Às vezes, ensaiavam o telefone rompendo um limiar que os
deixava, talvez incomodamente, fora de qualquer um dos dois mundos.
Sempre,
com cuidado, iam tecendo um relacionamento no mínimo peculiar, considerando o
fato de que nunca se haviam encontrado.
O
sonho, no entanto, passava ao largo da cautela.
Seja
por excesso de sociabilidade, ou talvez por profunda solidão, o fato é que, não
importando quão ínfimos fossem os dados “reais”, o menor gesto de agrado era
brecha feita para a expectativa, era deixa para a fantasia mostrar a cara de
mulher fácil, vadia e debochada que tinha. E numa proporção injusta, as
sensações corriam descomedidas, displicentes, como se não houvesse o risco de,
a qualquer momento, virem a se perder em seu próprio espaço e desaparecer nas
estrelas.
Às
vezes, medo e mãos frias apareciam num ensaio tosco e inútil de algemar. Como
calcular verdade, esperança, probabilidade?
Ela
já havia encontrado outras pessoas. Algumas sem tato, algumas sem senso de
humor, outras apenas gentis.
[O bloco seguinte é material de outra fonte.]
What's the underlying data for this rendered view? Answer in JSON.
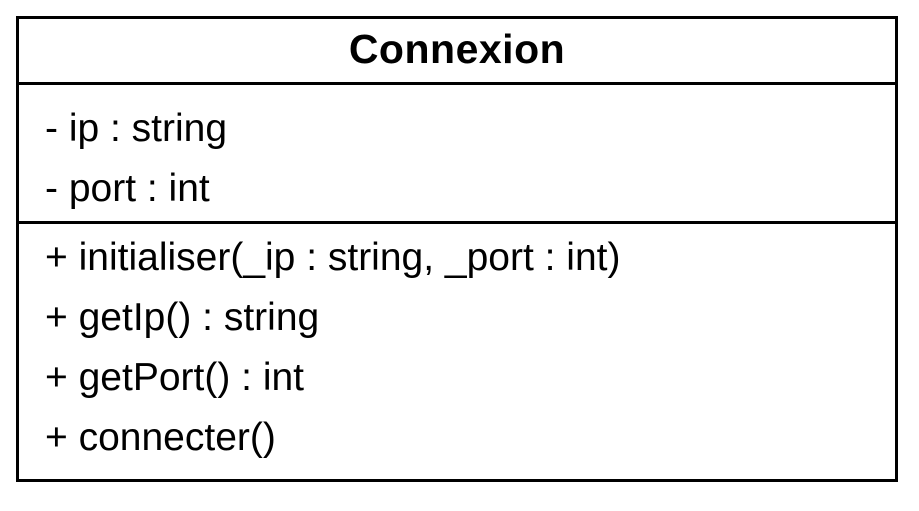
{
  "class": {
    "name": "Connexion",
    "attributes": [
      "- ip : string",
      "- port : int"
    ],
    "methods": [
      "+ initialiser(_ip : string, _port : int)",
      "+ getIp() : string",
      "+ getPort() : int",
      "+ connecter()"
    ]
  }
}
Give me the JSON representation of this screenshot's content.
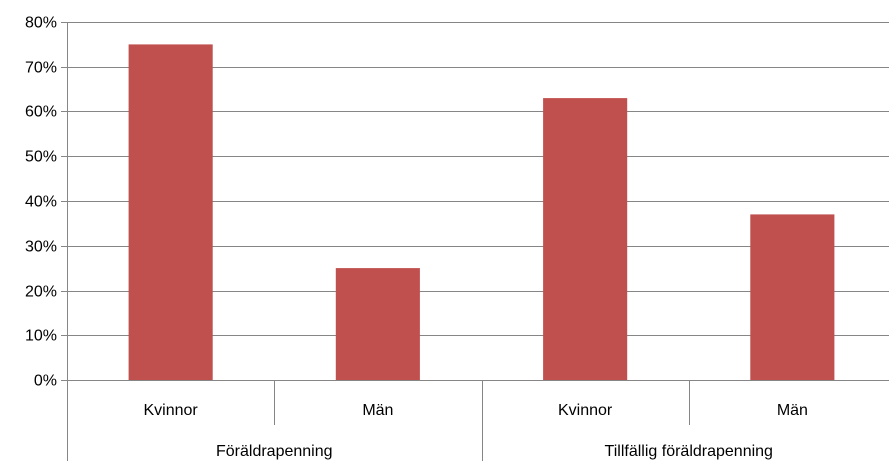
{
  "chart_data": {
    "type": "bar",
    "title": "",
    "xlabel": "",
    "ylabel": "",
    "ylim": [
      0,
      0.8
    ],
    "yticks": [
      "0%",
      "10%",
      "20%",
      "30%",
      "40%",
      "50%",
      "60%",
      "70%",
      "80%"
    ],
    "grid": true,
    "legend": "none",
    "bar_color": "#C0504D",
    "grid_color": "#868686",
    "groups": [
      {
        "label": "Föräldrapenning",
        "categories": [
          "Kvinnor",
          "Män"
        ],
        "values": [
          0.75,
          0.25
        ]
      },
      {
        "label": "Tillfällig föräldrapenning",
        "categories": [
          "Kvinnor",
          "Män"
        ],
        "values": [
          0.63,
          0.37
        ]
      }
    ]
  }
}
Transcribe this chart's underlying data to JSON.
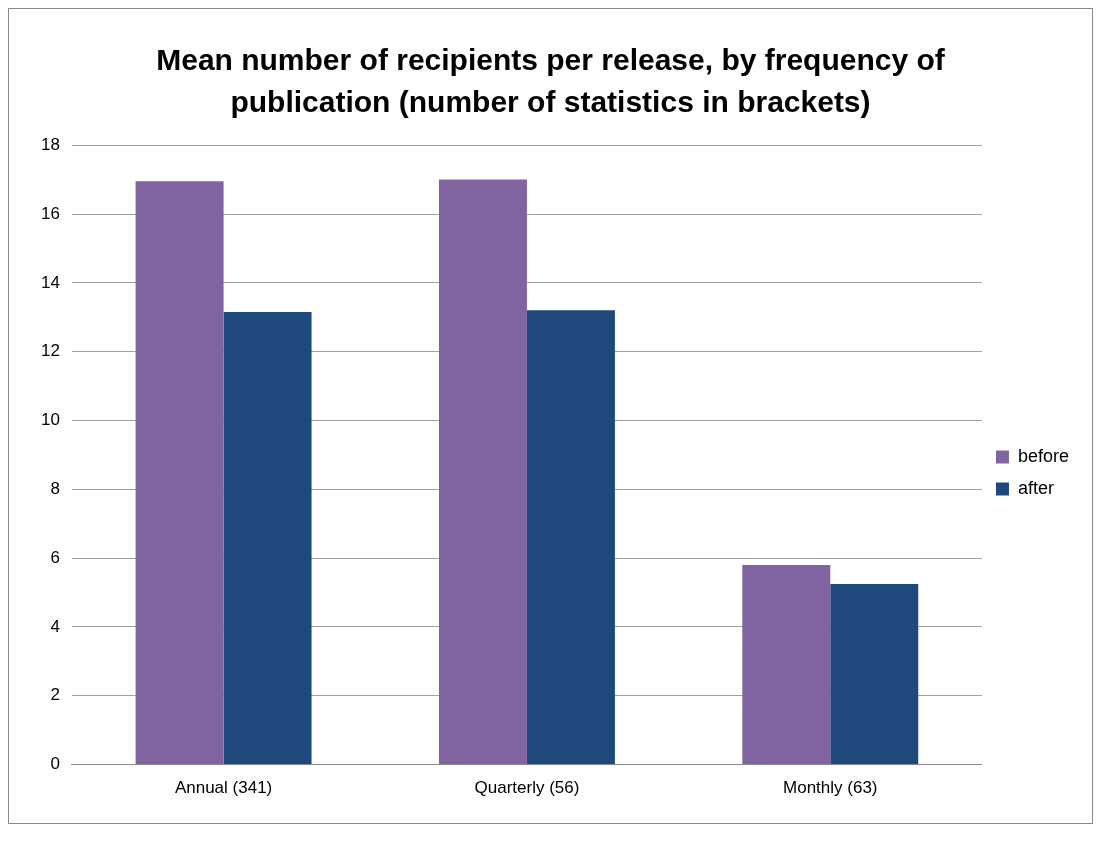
{
  "chart_data": {
    "type": "bar",
    "title": "Mean number of recipients per release, by frequency of publication (number of statistics in brackets)",
    "categories": [
      "Annual (341)",
      "Quarterly (56)",
      "Monthly (63)"
    ],
    "series": [
      {
        "name": "before",
        "color": "#8064a2",
        "values": [
          16.95,
          17.0,
          5.8
        ]
      },
      {
        "name": "after",
        "color": "#1f497d",
        "values": [
          13.15,
          13.2,
          5.25
        ]
      }
    ],
    "ylim": [
      0,
      18
    ],
    "yticks": [
      0,
      2,
      4,
      6,
      8,
      10,
      12,
      14,
      16,
      18
    ],
    "grid": "y",
    "legend": "right"
  }
}
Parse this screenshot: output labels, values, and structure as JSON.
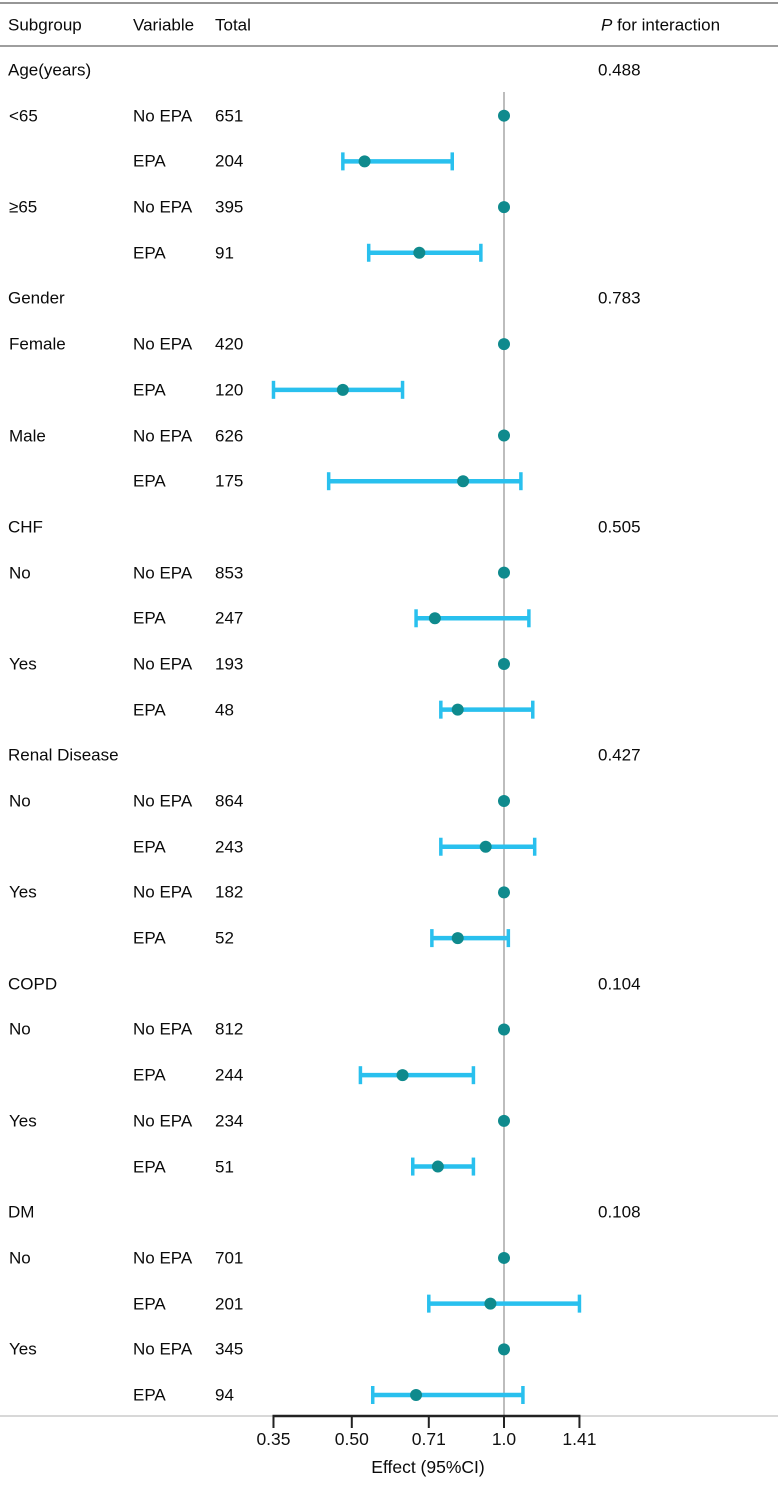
{
  "header": {
    "subgroup": "Subgroup",
    "variable": "Variable",
    "total": "Total",
    "p_italic": "P",
    "p_rest": " for interaction"
  },
  "colors": {
    "ci_line": "#29c0ee",
    "point": "#0f8a8d",
    "reference_line": "#bdbdbd",
    "axis": "#222222",
    "axis_baseline_gray": "#cbcbcb",
    "rule": "#969696"
  },
  "chart_data": {
    "type": "scatter",
    "variant": "forest-plot",
    "title": "",
    "xlabel": "Effect (95%CI)",
    "x_scale": "log2",
    "reference_line": 1.0,
    "x_ticks": [
      0.35,
      0.5,
      0.71,
      1.0,
      1.41
    ],
    "x_tick_labels": [
      "0.35",
      "0.50",
      "0.71",
      "1.0",
      "1.41"
    ],
    "x_range": [
      0.35,
      1.41
    ],
    "grid": false,
    "legend": false,
    "rows": [
      {
        "type": "section",
        "subgroup": "Age(years)",
        "p": "0.488"
      },
      {
        "type": "data",
        "subgroup": "<65",
        "variable": "No EPA",
        "total": "651",
        "ref": true,
        "est": 1.0
      },
      {
        "type": "data",
        "subgroup": "",
        "variable": "EPA",
        "total": "204",
        "est": 0.53,
        "lo": 0.48,
        "hi": 0.79
      },
      {
        "type": "data",
        "subgroup": "≥65",
        "variable": "No EPA",
        "total": "395",
        "ref": true,
        "est": 1.0
      },
      {
        "type": "data",
        "subgroup": "",
        "variable": "EPA",
        "total": "91",
        "est": 0.68,
        "lo": 0.54,
        "hi": 0.9
      },
      {
        "type": "section",
        "subgroup": "Gender",
        "p": "0.783"
      },
      {
        "type": "data",
        "subgroup": "Female",
        "variable": "No EPA",
        "total": "420",
        "ref": true,
        "est": 1.0
      },
      {
        "type": "data",
        "subgroup": "",
        "variable": "EPA",
        "total": "120",
        "est": 0.48,
        "lo": 0.35,
        "hi": 0.63
      },
      {
        "type": "data",
        "subgroup": "Male",
        "variable": "No EPA",
        "total": "626",
        "ref": true,
        "est": 1.0
      },
      {
        "type": "data",
        "subgroup": "",
        "variable": "EPA",
        "total": "175",
        "est": 0.83,
        "lo": 0.45,
        "hi": 1.08
      },
      {
        "type": "section",
        "subgroup": "CHF",
        "p": "0.505"
      },
      {
        "type": "data",
        "subgroup": "No",
        "variable": "No EPA",
        "total": "853",
        "ref": true,
        "est": 1.0
      },
      {
        "type": "data",
        "subgroup": "",
        "variable": "EPA",
        "total": "247",
        "est": 0.73,
        "lo": 0.67,
        "hi": 1.12
      },
      {
        "type": "data",
        "subgroup": "Yes",
        "variable": "No EPA",
        "total": "193",
        "ref": true,
        "est": 1.0
      },
      {
        "type": "data",
        "subgroup": "",
        "variable": "EPA",
        "total": "48",
        "est": 0.81,
        "lo": 0.75,
        "hi": 1.14
      },
      {
        "type": "section",
        "subgroup": "Renal Disease",
        "p": "0.427"
      },
      {
        "type": "data",
        "subgroup": "No",
        "variable": "No EPA",
        "total": "864",
        "ref": true,
        "est": 1.0
      },
      {
        "type": "data",
        "subgroup": "",
        "variable": "EPA",
        "total": "243",
        "est": 0.92,
        "lo": 0.75,
        "hi": 1.15
      },
      {
        "type": "data",
        "subgroup": "Yes",
        "variable": "No EPA",
        "total": "182",
        "ref": true,
        "est": 1.0
      },
      {
        "type": "data",
        "subgroup": "",
        "variable": "EPA",
        "total": "52",
        "est": 0.81,
        "lo": 0.72,
        "hi": 1.02
      },
      {
        "type": "section",
        "subgroup": "COPD",
        "p": "0.104"
      },
      {
        "type": "data",
        "subgroup": "No",
        "variable": "No EPA",
        "total": "812",
        "ref": true,
        "est": 1.0
      },
      {
        "type": "data",
        "subgroup": "",
        "variable": "EPA",
        "total": "244",
        "est": 0.63,
        "lo": 0.52,
        "hi": 0.87
      },
      {
        "type": "data",
        "subgroup": "Yes",
        "variable": "No EPA",
        "total": "234",
        "ref": true,
        "est": 1.0
      },
      {
        "type": "data",
        "subgroup": "",
        "variable": "EPA",
        "total": "51",
        "est": 0.74,
        "lo": 0.66,
        "hi": 0.87
      },
      {
        "type": "section",
        "subgroup": "DM",
        "p": "0.108"
      },
      {
        "type": "data",
        "subgroup": "No",
        "variable": "No EPA",
        "total": "701",
        "ref": true,
        "est": 1.0
      },
      {
        "type": "data",
        "subgroup": "",
        "variable": "EPA",
        "total": "201",
        "est": 0.94,
        "lo": 0.71,
        "hi": 1.41
      },
      {
        "type": "data",
        "subgroup": "Yes",
        "variable": "No EPA",
        "total": "345",
        "ref": true,
        "est": 1.0
      },
      {
        "type": "data",
        "subgroup": "",
        "variable": "EPA",
        "total": "94",
        "est": 0.67,
        "lo": 0.55,
        "hi": 1.09
      }
    ]
  }
}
Cumplicidade de desejo nunca havia traçado rastro.
Taciturno,
abre vento às suas velas. Ela fala e se mostra, só ao sabor, sem se notar, como bando de
primaveras que tanto houvesse tardado...
Ele
vinha de terra de longe. Terra afeita a horizontes... Fazendo bom gosto em ir... ir... Só dando vastidão ao olho. Lá o vento era
Minuano; pássaro, Quero-quero; árvore frondosa, Jequitibá e metro de solo ou
leito de rio conquistado, sangue e pele de bisavós.
Tinha
nome de rei estrangeiro, talvez daí o hábito à pertença... Tinha nome de rei,
mas jeito manso de planície...
Vinha
da terra de longe e se apropriava, posseiro, lhe roubando os nortes.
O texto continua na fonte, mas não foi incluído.